Laureato in medicina alla fine del 1944, Ossicini è subito ammesso come assistente volontario all'ospedale Fatebenefratelli. Si iscrive al corso di specializzazione in psichiatria e a quello in malattie nervose e mentali; nel 1947 è docente di psicologia presso l'Università La Sapienza di Roma.

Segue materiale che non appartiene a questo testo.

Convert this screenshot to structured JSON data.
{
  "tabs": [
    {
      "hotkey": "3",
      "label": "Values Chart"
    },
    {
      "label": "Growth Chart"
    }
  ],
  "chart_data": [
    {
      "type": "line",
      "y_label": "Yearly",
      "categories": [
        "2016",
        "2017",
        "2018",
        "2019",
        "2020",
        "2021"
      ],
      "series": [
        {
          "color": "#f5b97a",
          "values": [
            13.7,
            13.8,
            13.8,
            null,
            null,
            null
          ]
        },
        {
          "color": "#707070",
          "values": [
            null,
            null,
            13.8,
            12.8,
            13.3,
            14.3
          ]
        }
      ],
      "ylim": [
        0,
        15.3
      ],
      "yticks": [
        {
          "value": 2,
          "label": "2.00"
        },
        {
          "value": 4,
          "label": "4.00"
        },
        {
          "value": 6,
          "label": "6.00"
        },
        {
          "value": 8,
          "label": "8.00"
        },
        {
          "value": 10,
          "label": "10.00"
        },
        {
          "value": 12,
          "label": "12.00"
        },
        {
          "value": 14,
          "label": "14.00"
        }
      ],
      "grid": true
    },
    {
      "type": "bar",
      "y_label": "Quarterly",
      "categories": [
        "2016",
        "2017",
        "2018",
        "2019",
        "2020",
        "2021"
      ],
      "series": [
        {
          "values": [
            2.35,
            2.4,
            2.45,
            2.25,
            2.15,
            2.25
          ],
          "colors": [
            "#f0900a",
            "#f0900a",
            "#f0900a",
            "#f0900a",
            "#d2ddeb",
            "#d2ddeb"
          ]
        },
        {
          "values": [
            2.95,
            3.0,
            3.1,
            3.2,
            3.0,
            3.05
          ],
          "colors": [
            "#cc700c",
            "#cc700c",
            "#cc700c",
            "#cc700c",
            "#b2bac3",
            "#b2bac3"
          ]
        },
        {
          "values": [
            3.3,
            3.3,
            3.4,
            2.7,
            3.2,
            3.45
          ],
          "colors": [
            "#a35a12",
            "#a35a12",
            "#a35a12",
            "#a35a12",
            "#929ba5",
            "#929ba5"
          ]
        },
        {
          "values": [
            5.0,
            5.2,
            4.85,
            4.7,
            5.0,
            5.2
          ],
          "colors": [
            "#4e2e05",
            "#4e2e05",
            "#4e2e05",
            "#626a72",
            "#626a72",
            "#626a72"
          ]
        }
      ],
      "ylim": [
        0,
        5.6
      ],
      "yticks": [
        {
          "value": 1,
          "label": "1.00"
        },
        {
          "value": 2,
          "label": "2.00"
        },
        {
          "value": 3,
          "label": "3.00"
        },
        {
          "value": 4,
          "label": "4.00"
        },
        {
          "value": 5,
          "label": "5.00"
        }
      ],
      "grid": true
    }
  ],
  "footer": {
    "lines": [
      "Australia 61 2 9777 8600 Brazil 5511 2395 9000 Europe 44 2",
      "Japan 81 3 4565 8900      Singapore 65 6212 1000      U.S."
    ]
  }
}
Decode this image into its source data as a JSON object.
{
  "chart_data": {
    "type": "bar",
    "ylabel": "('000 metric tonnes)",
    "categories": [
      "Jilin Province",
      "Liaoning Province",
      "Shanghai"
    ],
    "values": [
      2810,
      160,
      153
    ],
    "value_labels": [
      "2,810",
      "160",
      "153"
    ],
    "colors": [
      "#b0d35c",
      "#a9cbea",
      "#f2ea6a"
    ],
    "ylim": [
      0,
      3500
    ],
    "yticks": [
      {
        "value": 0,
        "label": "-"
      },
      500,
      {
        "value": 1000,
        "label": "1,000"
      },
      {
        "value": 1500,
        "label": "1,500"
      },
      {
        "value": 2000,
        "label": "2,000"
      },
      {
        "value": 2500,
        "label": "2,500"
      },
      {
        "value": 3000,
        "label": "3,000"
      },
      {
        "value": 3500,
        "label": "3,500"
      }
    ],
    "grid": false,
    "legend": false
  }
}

Nello stesso anno, insieme a Giovanni Bollea, apre a Roma il primo Centro medico psicopedagogico d'Italia; lascia il Fatebenefratelli nel dicembre del 1947, per la carriera universitaria.
Nel 1968, Ossicini rientra in politica ed è eletto al Senato come indipendente nelle liste del PCI e aderisce al gruppo degli Indipendenti di Sinistra; conferma il suo seggio a Palazzo Madama ininterrottamente fino al 1992. Tra il 1970 e il 1989 è promotore della legge[37] per l'istituzione dell'Ordine degli psicologi.
Presidente del Comitato nazionale per la bioetica dal 1992 al 1994, è ministro per la famiglia e la solidarietà sociale del governo Dini. Aderisce a Rinnovamento Italiano ed è rieletto per l'ultima volta al Senato nel 1996. Nel 2001 passa a La Margherita e poi al Partito Democratico.
È tra i soci fondatori del Laboratorio per la polis, rete di cultura e formazione all'impegno civile 2001.[38]
Nel luglio 2007 è tra i firmatari del "Manifesto dei coraggiosi" di Francesco Rutelli a sostegno della candidatura di Walter Veltroni a leader del PD.
È morto il 15 febbraio 2019 nel reparto di ortopedia dell'Ospedale Fatebenefratelli di Roma, dove era ricoverato per le conseguenze di una caduta.[39]